We found the calculator at Lulu (which is similarly available right up front) pretty valuable for estimating our costs per unit and this consequently allowed us to make many layout choices with a target price per unit (implying a target profit per unit) in mind, and so to this extent it was valuable as a “what-if” tool before and during layout. We had a pretty narrow range of acceptable prices for the customer, and an idea of how much we wanted to make per unit, and this plugged into the calculator basically told us flat out what kind of binding we could afford, how many pages of what kind of paper, and so on. We then tuned layout to meet these constraints.
As far as teaching you the work flow, though, yeah it’s pretty opaque all over.
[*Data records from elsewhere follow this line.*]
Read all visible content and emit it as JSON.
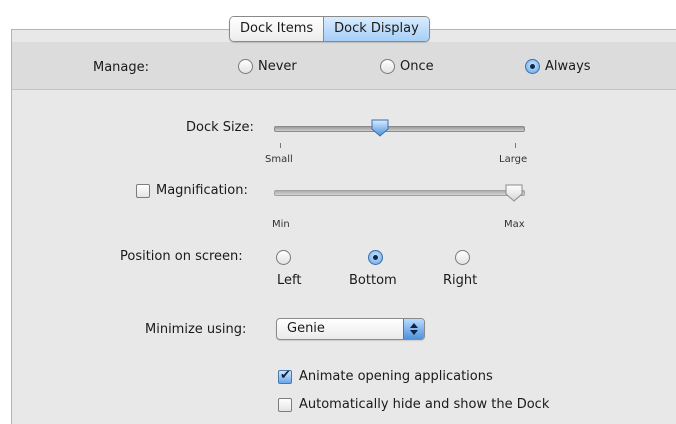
{
  "tabs": [
    {
      "label": "Dock Items",
      "selected": false
    },
    {
      "label": "Dock Display",
      "selected": true
    }
  ],
  "manage": {
    "label": "Manage:",
    "options": [
      {
        "label": "Never",
        "selected": false
      },
      {
        "label": "Once",
        "selected": false
      },
      {
        "label": "Always",
        "selected": true
      }
    ]
  },
  "dock_size": {
    "label": "Dock Size:",
    "min_label": "Small",
    "max_label": "Large",
    "value_fraction": 0.42
  },
  "magnification": {
    "label": "Magnification:",
    "checked": false,
    "min_label": "Min",
    "max_label": "Max",
    "value_fraction": 1.0
  },
  "position": {
    "label": "Position on screen:",
    "options": [
      {
        "label": "Left",
        "selected": false
      },
      {
        "label": "Bottom",
        "selected": true
      },
      {
        "label": "Right",
        "selected": false
      }
    ]
  },
  "minimize": {
    "label": "Minimize using:",
    "value": "Genie"
  },
  "checkboxes": {
    "animate": {
      "label": "Animate opening applications",
      "checked": true
    },
    "autohide": {
      "label": "Automatically hide and show the Dock",
      "checked": false
    }
  },
  "colors": {
    "accent": "#5fa2e6",
    "panel_bg": "#e8e8e8"
  }
}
We spent a fair amount of energy soliciting advice and guessing when we started the project. A tutorial would have been welcome.
I work for a small publisher in OKC. On average, a printed page should contain about 250 words. Take your book’s work count and divide by 250, and you’ll have your page count. That’s how I estimated it when comparing which service to use.
Hope that helps.
Or count the number of words per page of a book with a similar trim size and font. I’ve found that for a 6X9 trade with reasonable size margins, the count is over 300 words per page.
I agree that this would probably give me a closer approximation, but I’ve decided to just work through the formatting process and get my number on the back end. An advantage in doing this is that I’ll know which decisions (font size, style, margins, etc.) increased or decreased the length of the book. That’s important because more pages has a big impact on the royalty splits. (At any given size, fewer pages seems to produce more author profit in the CreateSpace calculator.)
Briana,
I’m glad you reminded me about the 250-word standard. It’s a metric that harkens back to the typewritten page, but in terms of making cross-platform, ballpark pricing comparisons it’s probably as good as any other number.
My concern in the post was how to come up with the actual number of pages my book would have on publication, but I now know there’s no way to do that without going through the entire formatting process. Even with the update I just added to the end of the post, it’s still a mystery to me why CreateSpace doesn’t make this clear.